Oct 282010

Shuttleworth’s recent announcement that Unity will be the default shell for Ubuntu 11.04 may have just tipped the scales in Fedora’s favor.

I’ve been a very happy Ubuntu consumer for several years. But as Canonical moves away from just being a fantastic integrator and tries to muscle its way into UI design, I find myself less and less content with their distribution. The recent themes and blurred graphics of the last two releases are far too garish (dark gray, purple, and orange – really?) to have general acceptance (just flat-out-dog-ass ugly in my opinion).

The windicators push has never made sense to me. Moving the window controls to the left to make room for the windicators…. uhm… what’s wrong with the space on the left? Are you too good for the left?
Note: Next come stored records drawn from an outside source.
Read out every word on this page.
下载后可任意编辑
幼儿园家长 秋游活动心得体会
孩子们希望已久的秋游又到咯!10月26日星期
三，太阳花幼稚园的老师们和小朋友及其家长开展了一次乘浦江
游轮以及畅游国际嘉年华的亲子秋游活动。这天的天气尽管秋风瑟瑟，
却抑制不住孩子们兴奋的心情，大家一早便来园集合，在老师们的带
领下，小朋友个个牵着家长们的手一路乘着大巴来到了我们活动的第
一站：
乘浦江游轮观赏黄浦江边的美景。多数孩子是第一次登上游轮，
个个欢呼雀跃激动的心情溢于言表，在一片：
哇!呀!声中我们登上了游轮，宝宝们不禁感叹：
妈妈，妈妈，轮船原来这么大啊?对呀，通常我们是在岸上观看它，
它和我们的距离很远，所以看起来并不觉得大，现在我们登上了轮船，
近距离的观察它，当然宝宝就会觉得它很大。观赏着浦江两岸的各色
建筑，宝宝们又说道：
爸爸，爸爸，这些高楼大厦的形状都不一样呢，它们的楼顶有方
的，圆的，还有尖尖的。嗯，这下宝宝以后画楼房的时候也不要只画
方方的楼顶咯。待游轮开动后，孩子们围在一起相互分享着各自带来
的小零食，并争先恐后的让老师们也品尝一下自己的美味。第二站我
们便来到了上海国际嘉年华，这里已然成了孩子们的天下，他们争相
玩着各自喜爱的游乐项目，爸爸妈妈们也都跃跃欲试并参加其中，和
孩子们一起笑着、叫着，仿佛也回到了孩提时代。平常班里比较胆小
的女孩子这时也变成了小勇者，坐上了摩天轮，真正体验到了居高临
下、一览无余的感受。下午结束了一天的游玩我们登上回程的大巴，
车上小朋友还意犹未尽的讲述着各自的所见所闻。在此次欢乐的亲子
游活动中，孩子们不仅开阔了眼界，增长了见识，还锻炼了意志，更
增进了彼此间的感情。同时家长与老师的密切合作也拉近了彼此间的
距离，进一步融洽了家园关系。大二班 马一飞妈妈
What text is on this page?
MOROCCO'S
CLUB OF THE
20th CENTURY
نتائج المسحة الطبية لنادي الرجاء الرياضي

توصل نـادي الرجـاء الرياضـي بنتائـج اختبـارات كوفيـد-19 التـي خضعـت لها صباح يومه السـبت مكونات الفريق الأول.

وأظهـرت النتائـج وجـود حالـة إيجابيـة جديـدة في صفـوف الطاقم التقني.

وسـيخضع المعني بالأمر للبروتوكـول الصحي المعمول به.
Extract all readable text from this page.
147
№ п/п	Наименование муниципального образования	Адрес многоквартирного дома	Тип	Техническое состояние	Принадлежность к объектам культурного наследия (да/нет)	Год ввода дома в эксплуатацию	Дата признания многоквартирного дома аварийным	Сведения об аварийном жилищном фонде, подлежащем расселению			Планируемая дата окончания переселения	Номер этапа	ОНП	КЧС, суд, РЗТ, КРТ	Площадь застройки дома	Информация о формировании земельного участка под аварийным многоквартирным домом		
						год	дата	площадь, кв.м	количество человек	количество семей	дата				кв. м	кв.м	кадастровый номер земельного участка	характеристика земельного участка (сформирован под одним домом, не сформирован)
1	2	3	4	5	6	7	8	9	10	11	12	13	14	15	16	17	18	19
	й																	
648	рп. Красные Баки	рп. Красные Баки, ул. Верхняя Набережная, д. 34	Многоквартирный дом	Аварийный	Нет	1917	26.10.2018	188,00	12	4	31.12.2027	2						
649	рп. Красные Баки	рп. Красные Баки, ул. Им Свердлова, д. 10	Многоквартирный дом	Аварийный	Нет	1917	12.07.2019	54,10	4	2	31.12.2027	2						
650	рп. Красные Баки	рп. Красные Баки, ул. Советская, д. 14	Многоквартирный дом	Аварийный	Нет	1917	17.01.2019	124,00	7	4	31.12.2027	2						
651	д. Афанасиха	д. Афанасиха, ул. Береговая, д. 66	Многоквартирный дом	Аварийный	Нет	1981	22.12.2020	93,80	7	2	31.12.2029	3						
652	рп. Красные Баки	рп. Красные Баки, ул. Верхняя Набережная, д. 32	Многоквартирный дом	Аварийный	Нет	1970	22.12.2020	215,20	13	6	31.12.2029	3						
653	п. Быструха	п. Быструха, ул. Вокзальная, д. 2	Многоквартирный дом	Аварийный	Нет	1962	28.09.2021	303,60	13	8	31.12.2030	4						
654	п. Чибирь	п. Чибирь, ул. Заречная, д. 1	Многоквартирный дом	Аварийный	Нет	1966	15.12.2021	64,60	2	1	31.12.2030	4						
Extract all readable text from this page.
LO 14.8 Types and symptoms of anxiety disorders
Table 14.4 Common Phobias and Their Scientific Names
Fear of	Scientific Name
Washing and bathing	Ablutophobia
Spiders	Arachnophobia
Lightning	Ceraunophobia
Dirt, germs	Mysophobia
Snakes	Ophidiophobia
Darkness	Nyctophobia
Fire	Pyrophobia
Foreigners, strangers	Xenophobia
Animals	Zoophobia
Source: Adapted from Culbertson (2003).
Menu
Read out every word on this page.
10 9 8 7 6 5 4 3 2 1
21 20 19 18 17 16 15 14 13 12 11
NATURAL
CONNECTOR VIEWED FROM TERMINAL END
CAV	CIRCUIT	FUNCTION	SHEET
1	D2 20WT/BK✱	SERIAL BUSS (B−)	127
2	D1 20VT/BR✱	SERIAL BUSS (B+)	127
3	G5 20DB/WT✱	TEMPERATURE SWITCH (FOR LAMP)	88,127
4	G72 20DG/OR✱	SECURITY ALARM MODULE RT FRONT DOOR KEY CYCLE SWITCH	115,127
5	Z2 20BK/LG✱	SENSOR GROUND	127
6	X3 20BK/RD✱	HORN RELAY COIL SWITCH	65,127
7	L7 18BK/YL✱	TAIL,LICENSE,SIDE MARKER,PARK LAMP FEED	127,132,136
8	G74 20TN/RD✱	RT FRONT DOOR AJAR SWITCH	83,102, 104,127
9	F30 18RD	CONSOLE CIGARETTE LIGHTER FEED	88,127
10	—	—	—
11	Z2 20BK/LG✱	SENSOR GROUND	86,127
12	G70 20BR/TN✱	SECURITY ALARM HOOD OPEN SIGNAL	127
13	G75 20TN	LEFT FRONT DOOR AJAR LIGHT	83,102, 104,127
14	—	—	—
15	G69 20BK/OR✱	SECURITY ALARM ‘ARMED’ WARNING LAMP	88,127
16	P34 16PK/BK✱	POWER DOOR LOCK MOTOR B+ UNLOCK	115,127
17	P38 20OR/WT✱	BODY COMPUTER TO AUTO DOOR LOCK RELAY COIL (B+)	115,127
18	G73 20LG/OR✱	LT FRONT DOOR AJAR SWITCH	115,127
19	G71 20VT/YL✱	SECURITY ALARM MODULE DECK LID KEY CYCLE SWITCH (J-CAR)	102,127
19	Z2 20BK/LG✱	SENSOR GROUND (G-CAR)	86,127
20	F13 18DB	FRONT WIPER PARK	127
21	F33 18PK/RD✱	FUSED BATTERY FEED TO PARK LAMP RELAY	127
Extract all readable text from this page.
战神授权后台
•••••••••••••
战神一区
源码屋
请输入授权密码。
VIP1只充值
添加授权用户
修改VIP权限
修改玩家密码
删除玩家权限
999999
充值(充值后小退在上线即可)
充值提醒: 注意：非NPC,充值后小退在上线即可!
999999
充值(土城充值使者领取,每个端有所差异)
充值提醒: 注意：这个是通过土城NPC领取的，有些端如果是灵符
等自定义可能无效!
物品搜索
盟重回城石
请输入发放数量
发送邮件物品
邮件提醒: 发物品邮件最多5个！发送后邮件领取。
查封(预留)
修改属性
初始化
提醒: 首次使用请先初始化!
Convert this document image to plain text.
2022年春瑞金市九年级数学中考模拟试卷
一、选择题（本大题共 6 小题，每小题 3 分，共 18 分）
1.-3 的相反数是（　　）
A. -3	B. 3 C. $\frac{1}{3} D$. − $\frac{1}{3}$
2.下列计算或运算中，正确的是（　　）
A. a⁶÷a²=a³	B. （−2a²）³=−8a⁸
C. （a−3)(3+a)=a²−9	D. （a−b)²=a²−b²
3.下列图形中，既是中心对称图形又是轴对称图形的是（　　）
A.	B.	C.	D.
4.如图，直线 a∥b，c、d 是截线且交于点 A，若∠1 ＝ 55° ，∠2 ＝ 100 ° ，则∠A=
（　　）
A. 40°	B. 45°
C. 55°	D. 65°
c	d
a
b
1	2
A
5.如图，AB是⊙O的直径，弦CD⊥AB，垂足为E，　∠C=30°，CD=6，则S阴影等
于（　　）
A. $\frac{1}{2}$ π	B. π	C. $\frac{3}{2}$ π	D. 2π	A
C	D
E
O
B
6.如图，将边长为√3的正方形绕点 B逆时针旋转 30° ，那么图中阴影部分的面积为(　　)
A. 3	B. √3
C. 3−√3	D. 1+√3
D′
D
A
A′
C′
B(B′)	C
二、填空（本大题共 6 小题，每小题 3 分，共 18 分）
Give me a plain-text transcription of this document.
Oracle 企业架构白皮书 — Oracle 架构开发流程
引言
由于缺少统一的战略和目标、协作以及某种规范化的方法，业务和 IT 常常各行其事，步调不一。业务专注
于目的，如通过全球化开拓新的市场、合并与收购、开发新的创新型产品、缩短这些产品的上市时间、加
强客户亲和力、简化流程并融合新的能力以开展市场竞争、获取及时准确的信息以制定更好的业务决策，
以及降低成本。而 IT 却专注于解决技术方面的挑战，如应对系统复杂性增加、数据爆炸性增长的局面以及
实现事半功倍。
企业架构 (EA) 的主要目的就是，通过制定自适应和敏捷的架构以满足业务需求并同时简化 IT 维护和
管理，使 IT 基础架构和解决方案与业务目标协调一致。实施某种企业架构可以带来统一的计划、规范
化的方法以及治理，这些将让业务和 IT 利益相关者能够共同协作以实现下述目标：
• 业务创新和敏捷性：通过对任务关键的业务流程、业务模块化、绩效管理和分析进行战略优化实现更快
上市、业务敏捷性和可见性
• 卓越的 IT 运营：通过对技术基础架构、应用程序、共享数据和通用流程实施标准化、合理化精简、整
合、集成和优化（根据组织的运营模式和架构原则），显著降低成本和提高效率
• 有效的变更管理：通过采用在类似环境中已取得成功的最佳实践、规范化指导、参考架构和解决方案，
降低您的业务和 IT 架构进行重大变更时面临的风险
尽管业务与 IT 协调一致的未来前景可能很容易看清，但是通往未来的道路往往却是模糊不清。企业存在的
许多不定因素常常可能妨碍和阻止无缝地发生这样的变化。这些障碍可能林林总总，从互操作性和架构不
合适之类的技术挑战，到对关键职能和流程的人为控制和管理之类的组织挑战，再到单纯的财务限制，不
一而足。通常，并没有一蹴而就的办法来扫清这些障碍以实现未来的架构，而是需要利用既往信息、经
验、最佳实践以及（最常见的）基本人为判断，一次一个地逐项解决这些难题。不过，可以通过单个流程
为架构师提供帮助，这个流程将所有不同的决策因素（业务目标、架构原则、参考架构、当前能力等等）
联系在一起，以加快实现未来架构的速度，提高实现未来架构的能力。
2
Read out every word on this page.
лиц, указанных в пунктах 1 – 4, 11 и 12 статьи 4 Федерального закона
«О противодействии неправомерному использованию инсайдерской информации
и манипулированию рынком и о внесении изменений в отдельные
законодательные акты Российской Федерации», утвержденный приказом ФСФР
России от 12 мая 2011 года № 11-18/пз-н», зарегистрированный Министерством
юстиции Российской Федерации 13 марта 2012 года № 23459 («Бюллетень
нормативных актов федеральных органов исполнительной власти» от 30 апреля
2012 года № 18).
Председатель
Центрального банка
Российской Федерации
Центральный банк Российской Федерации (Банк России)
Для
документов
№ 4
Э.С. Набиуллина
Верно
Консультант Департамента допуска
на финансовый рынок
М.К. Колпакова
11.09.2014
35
I’ve also not heard of a single use-case for windicators that makes any sense at all. A shopping-cart? Really? Do you plan to get ebay, amazon, and the other 50 billion internet retailers to hook into it? If not, you’re left with yet another inconsistent user experience.

And now Unity. I blogged on my initial experience with Unity and am sad to say that things have only gotten worse. Part of the problem is clearly that it simply wasn’t ready to be part of an official release. The file-manager is useless, infuriating my wife as she tried to copy a file to her USB drive (requiring my intervention). The family has announced their dislike for the shell and a downgrade to 10.04 is on my todo list until such time as MeeGo gets multi-user support.

And how about quality? With all the attention on UI design, it is my opinion that the 10.10 Maverick release fell significantly shy of Canonical’s fairly stellar integration and QA standards. Since the upgrade to 10.10 both my ThinkPad x201 and our family Toshiba NB-305 netbook must have the nm-applet manually killed and restarted after a resume as the icon disappears from the panel, and it won’t reconnect to the wireless access point. My x201 suffers from some dbus error which I avoid by running the Lucid kernel.

Come on Canonical, you’re better than this! Your consumers expect better from you. By all means, expand your horizons, apply your vast resources to innovation, improve the Linux Desktop user experience, but please, don’t neglect what made you great – a polished distribution that brought Linux to the masses.